The trick then lies in making new associations. Whatever healthier snacks you may enjoy, start employing them instead of the junk when the film starts to roll. Consider, for example, a collection of high-protein, low-carbohydrate nuts instead of candy.

Or you can start a new, pleasant pastime you can easily associate with healthier eating. Going for a weekly walk with your family members while enjoying a bottle of ice water is just one idea. The act of sharing time with your loved ones will quickly become associated with staying healthily hydrated.

 

Substitute and Adapt

The medical practice is no stranger to the concept of weaning someone off of an unhealthy substance. When a lifelong smoker switches to nicotine gum in order to put away the cigarettes once and for all, this is known as replacement or substitution therapy.

Substitution therapy can be implemented in similar fashion with our food choices as well. Finding healthier foods and drinks similar to the ones you typically ingest are a way to cut sugars, fats, and unwanted carbohydrates from your daily consumption.

Again, the name of the game is persistence. Many websites, health gurus, and dieticians will spout list after list of replacements for your favorite snacks. For instance, many will suggest wrapping a sandwich with lettuce instead of freshly baked Italian bread or using Greek yogurt instead of sour cream. These are great substitutions, providing you aren’t constantly pining for the sour cream while you’re eating the yogurt. If you can’t be happy with the change you’ve made in your lifestyle, you will either not maintain that change or you will resent making the change and be unhappy for as long as you’re living it. That can be just as unhealthy as not making the change in the first place.

Find healthier substitutions with which you can be happy and which you can make your new normal. Everyone is different and can be happy with different alternatives.

I, for one, love sweets, soda, and salty snacks. When I decided to cut my intake of each, I opted for things that could still satisfy my cravings without being as bad as the things on which I was cutting back. For instance, instead of cracking open a Mountain Dew, I pour a cold lemonade (made with real lemons). The sugars and carbs are both far less than what’s in a Mountain Dew and I still get a refreshing, satisfying treat. I also found a brand of sugar-free, off-brand Jell-o that doesn’t have an unpleasant aftertaste. Both of these substitutes have helped me trim inches off the waist and maintain a happier disposition.

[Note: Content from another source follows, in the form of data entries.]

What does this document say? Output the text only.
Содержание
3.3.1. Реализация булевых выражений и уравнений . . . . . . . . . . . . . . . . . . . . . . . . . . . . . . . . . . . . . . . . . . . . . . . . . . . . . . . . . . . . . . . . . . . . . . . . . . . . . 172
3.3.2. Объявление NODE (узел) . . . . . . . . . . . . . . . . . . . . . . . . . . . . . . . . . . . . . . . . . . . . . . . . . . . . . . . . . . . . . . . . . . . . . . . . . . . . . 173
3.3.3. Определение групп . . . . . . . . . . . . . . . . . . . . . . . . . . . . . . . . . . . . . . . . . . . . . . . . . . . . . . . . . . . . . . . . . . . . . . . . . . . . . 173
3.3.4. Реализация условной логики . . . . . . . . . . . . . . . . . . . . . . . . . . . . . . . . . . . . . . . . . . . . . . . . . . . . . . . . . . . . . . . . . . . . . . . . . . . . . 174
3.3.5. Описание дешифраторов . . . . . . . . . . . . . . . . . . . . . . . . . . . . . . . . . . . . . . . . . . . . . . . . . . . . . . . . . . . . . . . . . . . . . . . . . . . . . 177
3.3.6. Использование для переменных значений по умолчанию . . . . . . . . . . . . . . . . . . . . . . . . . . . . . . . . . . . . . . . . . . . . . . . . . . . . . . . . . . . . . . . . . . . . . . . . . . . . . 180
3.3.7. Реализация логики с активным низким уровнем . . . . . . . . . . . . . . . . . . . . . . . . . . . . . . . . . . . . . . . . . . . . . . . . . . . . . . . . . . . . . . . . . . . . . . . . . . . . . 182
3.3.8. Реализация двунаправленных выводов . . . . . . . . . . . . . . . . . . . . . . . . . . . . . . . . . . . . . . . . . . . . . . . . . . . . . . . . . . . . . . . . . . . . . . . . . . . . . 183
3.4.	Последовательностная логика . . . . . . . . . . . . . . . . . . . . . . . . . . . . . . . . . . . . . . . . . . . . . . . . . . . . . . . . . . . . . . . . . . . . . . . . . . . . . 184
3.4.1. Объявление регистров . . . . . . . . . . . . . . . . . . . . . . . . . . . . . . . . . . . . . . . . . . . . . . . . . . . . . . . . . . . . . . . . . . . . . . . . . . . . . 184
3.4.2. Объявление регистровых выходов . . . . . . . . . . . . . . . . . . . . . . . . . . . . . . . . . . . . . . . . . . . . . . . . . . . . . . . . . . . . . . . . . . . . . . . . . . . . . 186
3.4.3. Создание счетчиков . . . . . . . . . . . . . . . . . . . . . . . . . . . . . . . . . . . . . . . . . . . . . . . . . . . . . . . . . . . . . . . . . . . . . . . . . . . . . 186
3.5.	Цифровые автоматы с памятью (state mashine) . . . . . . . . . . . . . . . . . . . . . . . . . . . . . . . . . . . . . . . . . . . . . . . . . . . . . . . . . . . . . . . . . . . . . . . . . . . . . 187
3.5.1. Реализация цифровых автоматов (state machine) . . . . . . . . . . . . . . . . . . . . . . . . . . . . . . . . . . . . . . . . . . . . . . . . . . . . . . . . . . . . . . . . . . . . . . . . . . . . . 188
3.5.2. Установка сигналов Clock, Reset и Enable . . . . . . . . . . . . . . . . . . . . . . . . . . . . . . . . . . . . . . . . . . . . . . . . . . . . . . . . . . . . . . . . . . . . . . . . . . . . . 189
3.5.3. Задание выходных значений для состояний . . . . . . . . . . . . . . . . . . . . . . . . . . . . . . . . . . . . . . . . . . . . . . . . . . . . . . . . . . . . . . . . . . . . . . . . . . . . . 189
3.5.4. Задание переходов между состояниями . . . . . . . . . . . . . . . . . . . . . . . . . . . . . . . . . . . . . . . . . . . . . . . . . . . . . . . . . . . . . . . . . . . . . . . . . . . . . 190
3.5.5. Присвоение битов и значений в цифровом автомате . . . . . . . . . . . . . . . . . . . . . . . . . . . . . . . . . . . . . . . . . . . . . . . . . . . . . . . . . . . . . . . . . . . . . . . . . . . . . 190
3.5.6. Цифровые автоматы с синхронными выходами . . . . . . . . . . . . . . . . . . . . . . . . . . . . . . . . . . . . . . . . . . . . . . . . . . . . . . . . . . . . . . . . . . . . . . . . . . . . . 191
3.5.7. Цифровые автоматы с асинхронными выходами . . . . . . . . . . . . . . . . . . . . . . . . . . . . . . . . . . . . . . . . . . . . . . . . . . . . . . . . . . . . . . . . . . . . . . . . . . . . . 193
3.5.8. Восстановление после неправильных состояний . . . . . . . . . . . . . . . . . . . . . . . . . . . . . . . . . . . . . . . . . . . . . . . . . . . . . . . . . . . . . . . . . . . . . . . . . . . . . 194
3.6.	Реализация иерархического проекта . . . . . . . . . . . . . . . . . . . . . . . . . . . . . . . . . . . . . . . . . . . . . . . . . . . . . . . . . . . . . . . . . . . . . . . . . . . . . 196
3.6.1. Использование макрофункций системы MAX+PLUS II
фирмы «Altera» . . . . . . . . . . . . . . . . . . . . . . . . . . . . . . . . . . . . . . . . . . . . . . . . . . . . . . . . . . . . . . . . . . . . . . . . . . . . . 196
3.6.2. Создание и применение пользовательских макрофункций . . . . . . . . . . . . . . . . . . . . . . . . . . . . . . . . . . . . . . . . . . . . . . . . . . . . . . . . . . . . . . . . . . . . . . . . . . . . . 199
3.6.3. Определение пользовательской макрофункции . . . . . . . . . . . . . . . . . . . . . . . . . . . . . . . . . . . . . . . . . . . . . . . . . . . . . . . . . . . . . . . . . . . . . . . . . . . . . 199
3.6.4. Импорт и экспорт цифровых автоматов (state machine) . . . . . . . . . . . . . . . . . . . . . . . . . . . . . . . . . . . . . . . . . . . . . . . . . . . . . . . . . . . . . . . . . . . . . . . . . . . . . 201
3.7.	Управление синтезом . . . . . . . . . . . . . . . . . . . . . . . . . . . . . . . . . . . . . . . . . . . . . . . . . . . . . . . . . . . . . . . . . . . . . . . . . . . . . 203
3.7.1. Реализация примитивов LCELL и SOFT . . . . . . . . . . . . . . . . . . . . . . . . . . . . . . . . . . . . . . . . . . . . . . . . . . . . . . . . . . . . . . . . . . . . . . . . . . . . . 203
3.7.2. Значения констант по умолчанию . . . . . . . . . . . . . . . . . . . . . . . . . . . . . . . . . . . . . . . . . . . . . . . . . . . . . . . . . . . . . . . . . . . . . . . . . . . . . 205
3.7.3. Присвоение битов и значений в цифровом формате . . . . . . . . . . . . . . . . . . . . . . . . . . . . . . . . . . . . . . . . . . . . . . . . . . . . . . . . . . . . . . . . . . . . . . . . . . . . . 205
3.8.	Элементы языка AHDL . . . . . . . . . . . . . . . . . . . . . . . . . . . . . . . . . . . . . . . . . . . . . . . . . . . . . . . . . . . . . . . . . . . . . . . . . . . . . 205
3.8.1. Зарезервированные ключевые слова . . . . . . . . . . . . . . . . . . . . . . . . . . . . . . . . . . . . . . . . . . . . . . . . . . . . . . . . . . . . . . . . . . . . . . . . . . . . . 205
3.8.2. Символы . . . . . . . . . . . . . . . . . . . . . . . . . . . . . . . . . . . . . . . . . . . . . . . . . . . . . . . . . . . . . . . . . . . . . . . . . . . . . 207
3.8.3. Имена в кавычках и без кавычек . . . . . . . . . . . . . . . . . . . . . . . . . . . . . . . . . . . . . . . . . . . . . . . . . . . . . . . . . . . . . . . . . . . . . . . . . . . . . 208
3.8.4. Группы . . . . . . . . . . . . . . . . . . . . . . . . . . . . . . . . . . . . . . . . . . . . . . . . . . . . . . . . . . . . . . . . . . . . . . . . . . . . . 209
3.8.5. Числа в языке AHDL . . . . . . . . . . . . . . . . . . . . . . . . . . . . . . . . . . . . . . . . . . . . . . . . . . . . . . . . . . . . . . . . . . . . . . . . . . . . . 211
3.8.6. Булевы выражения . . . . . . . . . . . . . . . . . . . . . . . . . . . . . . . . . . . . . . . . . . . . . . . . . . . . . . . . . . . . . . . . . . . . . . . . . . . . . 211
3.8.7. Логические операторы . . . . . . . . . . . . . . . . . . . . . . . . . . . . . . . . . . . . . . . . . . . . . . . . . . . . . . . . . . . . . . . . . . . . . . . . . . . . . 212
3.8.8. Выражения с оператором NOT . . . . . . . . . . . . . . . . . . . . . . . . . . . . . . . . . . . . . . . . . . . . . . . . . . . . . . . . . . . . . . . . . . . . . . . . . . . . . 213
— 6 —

Remember, just as in replacement or substitution therapy, the name of the game is not switching from something bad to something great; it’s about switching from something bad to something less bad. Nicotine gum is still not good for you, but it’s a step in the right direction. Ask yourself what step or steps you can take that you can not only continue to take but will also make you happy you’re taking them.

 

Eat. Live.

There’s a saying: Eat to live, don’t live to eat. While this axiom’s sentiment is worth following, the statement glosses over the fact that eating certain foods can certainly be one of the great joys of living. Eating Styrofoam hockey pucks (read: rice cakes) and putting tofu in everything is not something you should do unless you truly enjoy eating those things. When you’re unhappy with what you consume, that unhappiness will certainly carry over into other aspects of your life.

When you are happy with your new eating choices, that can spur you on to exercise more often, which will then encourage you to eat better, and so on. Even if the number on the scale does not come crashing down in the first few weeks of living your new lifestyle (see this month’s “Health by the Numbers”), you can and will experience other positives. Your clothes might start feeling a little looser, your self-esteem might get a boost, your energy levels might increase, and your sleep might improve.

Eating positively will be a case of a success that breeds success. The happier you are with your food choices, the more likely you will make better choices in other aspects of your life. While you shouldn’t live to eat, you should eat positively to live positively.